As recent headlines have been full of articles and think pieces on plastic bags and straws, the harmful effect plastic has on the ocean is starting to feel more like a buzzworthy topic to gain clicks and likes than an actual issue. However, the recent death of a young female dolphin is starting to bring true compassion to the subject once again.
On Apr. 23, a rough-toothed dolphin was found stranded on Florida’s Fort Myers Beach. When the dolphin was found, she was emaciated and in poor health at just 111 pounds and five feet and seven inches in length. According to the National Oceanic and Atmospheric Administration, a healthy adult rough-tooth dolphin weighs 350 pounds and is about eight and a half feet in length.
Biologists at the Florida Fish and Wildlife Conservation Commission (FWC) cared for the months-old dolphin overnight, but she was in dire condition. Although the dolphin was in a facility made to care for its health, much like the 6,210 hospitals in the United States meant to care for humans, even the experts at the FWC couldn’t help her. According to FWC spokeswoman Michelle Kerr, the biologists made the decision to humanely euthanize the young dolphin.
Afterward, biologists conducted a necropsy and discovered concerning contents in the dolphin’s stomach. Her belly didn’t contain a dolphin’s typical diet of fish or squid, but two plastic bags and a piece of a balloon. Scientists at the FWC said that the plastic they found in the dolphin’s stomach likely wasn’t the sole cause of her death, as a number of other factors could also be responsible.
“Although a significant finding, there are many additional factors to consider, such as underlying illness, disease and maternal separation, before a final cause of stranding and death for the dolphin can be determined,” the FWC wrote in a Facebook statement.
The Facebook post from the FWC also mentions that whether or not the plastic waste ultimately caused the death of the young dolphin, the incident points to the world’s ongoing plastic problem. The global production of just polyethylene, the most common plastic, totals around 80 million tons annually. Much of this plastic ends up in bodies of water around the world. Not only do these plastics pose a threat to unsuspecting wildlife, but they release potentially toxic chemicals into the aquatic environment as they degrade in the water. Consider the fact that the Turks and Caicos islands are only an 80 minute flight from Miami. All of that ocean could be home to dolphins just like this one who mistakenly ingest plastic.

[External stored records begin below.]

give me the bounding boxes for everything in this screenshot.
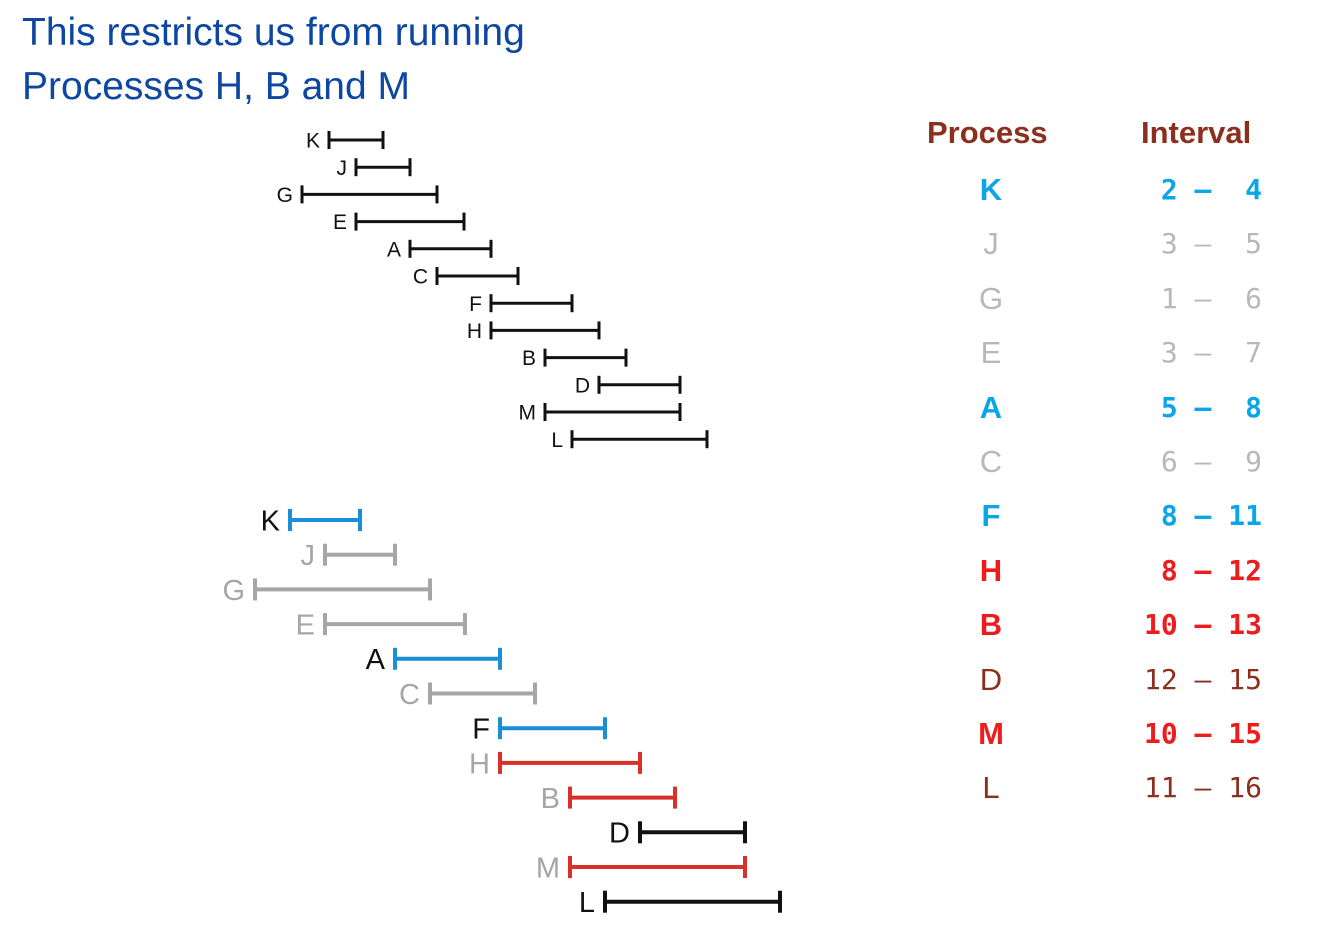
original-interval-b: B [522, 347, 628, 370]
table-cell-interval: 5 – 8 [1143, 390, 1262, 424]
status-label-k: K [261, 505, 281, 537]
original-label-a: A [387, 238, 401, 261]
table-cell-process: B [979, 607, 1003, 643]
original-label-c: C [413, 266, 428, 289]
status-interval-h: H [469, 748, 642, 780]
status-interval-l: L [579, 887, 782, 919]
original-interval-l: L [551, 429, 709, 452]
table-row-f: F 8 – 11 [930, 496, 1270, 536]
table-cell-process: G [978, 280, 1004, 316]
table-cell-interval: 3 – 7 [1143, 336, 1262, 370]
table-row-d: D 12 – 15 [930, 660, 1270, 700]
table-cell-process: J [983, 226, 999, 262]
status-interval-d: D [609, 818, 747, 850]
original-interval-j: J [337, 157, 412, 180]
table-cell-interval: 8 – 11 [1143, 499, 1262, 533]
status-label-l: L [579, 887, 595, 919]
table-cell-interval: 3 – 5 [1143, 227, 1262, 261]
status-label-j: J [301, 540, 316, 572]
table-row-e: E 3 – 7 [930, 333, 1270, 373]
table-row-b: B 10 – 13 [930, 605, 1270, 645]
status-label-m: M [536, 852, 560, 884]
status-label-e: E [296, 610, 315, 642]
table-row-l: L 11 – 16 [930, 768, 1270, 808]
table-cell-interval: 10 – 15 [1143, 717, 1262, 750]
headline-line-2: Processes H, B and M [22, 65, 410, 108]
table-cell-interval: 6 – 9 [1143, 445, 1262, 478]
table-cell-interval: 12 – 15 [1143, 662, 1262, 696]
original-interval-d: D [575, 374, 682, 397]
original-label-h: H [467, 320, 482, 343]
table-header-interval: Interval [1141, 115, 1252, 150]
status-interval-b: B [541, 783, 677, 815]
status-interval-a: A [366, 644, 502, 676]
table-cell-interval: 8 – 12 [1143, 553, 1262, 587]
original-label-g: G [277, 184, 293, 207]
status-interval-g: G [222, 575, 432, 607]
original-label-d: D [575, 374, 590, 397]
table-row-k: K 2 – 4 [930, 170, 1270, 210]
original-interval-f: F [469, 293, 574, 316]
table-header-process: Process [927, 115, 1048, 150]
table-cell-process: H [979, 552, 1003, 588]
table-cell-process: A [979, 389, 1003, 425]
original-label-j: J [337, 157, 348, 180]
table-cell-process: E [980, 335, 1002, 371]
table-cell-process: M [978, 716, 1004, 751]
table-cell-process: L [982, 770, 1000, 806]
status-label-c: C [399, 679, 420, 711]
original-label-l: L [551, 429, 563, 452]
status-interval-m: M [536, 852, 747, 884]
original-interval-k: K [306, 130, 385, 153]
table-cell-process: F [981, 498, 1001, 534]
original-interval-a: A [387, 238, 493, 261]
status-label-h: H [469, 748, 490, 780]
table-row-j: J 3 – 5 [930, 224, 1270, 264]
original-label-m: M [519, 402, 537, 425]
status-interval-e: E [296, 610, 467, 642]
status-label-f: F [472, 714, 490, 746]
headline: This restricts us from running Processes… [22, 6, 525, 114]
table-row-h: H 8 – 12 [930, 551, 1270, 591]
table-row-c: C 6 – 9 [930, 442, 1270, 482]
status-label-a: A [366, 644, 386, 676]
status-interval-f: F [472, 714, 607, 746]
status-interval-c: C [399, 679, 537, 711]
interval-diagram-original: KJ G E AC FH B D ML [277, 130, 709, 452]
original-interval-m: M [519, 402, 682, 425]
table-row-g: G 1 – 6 [930, 279, 1270, 319]
original-interval-h: H [467, 320, 601, 343]
original-interval-c: C [413, 266, 520, 289]
status-label-b: B [541, 783, 560, 815]
original-interval-e: E [333, 211, 466, 234]
table-cell-interval: 10 – 13 [1143, 608, 1262, 642]
table-cell-process: K [979, 172, 1003, 207]
status-label-g: G [222, 575, 245, 607]
original-label-e: E [333, 211, 347, 234]
table-cell-interval: 2 – 4 [1143, 173, 1262, 206]
table-cell-process: C [979, 444, 1003, 479]
table-cell-process: D [979, 661, 1003, 697]
original-label-b: B [522, 347, 536, 370]
original-interval-g: G [277, 184, 439, 207]
headline-line-1: This restricts us from running [22, 11, 525, 54]
table-row-m: M 10 – 15 [930, 714, 1270, 754]
status-interval-k: K [261, 505, 362, 537]
table-cell-interval: 1 – 6 [1143, 281, 1262, 315]
original-label-k: K [306, 130, 320, 153]
interval-diagram-status: KJ G E AC FH B D ML [222, 505, 782, 919]
original-label-f: F [469, 293, 482, 316]
table-row-a: A 5 – 8 [930, 388, 1270, 428]
table-cell-interval: 11 – 16 [1143, 771, 1262, 805]
status-interval-j: J [301, 540, 397, 572]
status-label-d: D [609, 818, 630, 850]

Several states have already taken legislative action to curb the environmental damage single-use plastics cause. Hawaii enacted a statewide ban on plastic bags in 2015 and California was the next state to follow their lead. New York has also approved a plastic bag ban for all counties in the state that will go into effect next March.

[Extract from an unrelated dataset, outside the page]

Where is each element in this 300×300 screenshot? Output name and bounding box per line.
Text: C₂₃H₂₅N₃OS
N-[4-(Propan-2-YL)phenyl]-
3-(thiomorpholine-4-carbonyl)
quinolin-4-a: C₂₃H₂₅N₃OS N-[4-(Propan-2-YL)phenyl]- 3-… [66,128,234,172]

Other states have not been quite as supportive of legislation that bans plastics. On Apr. 29, the Florida Senate passed an environmental bill that prohibits local governments from enforcing regulations on plastic straws over the next five years. The bill still needs approval from Governor Ron DeSantis to go into effect, but the mere prospect of allowing plastic straws to go unregulated until 2024 is putting many environmental groups on edge.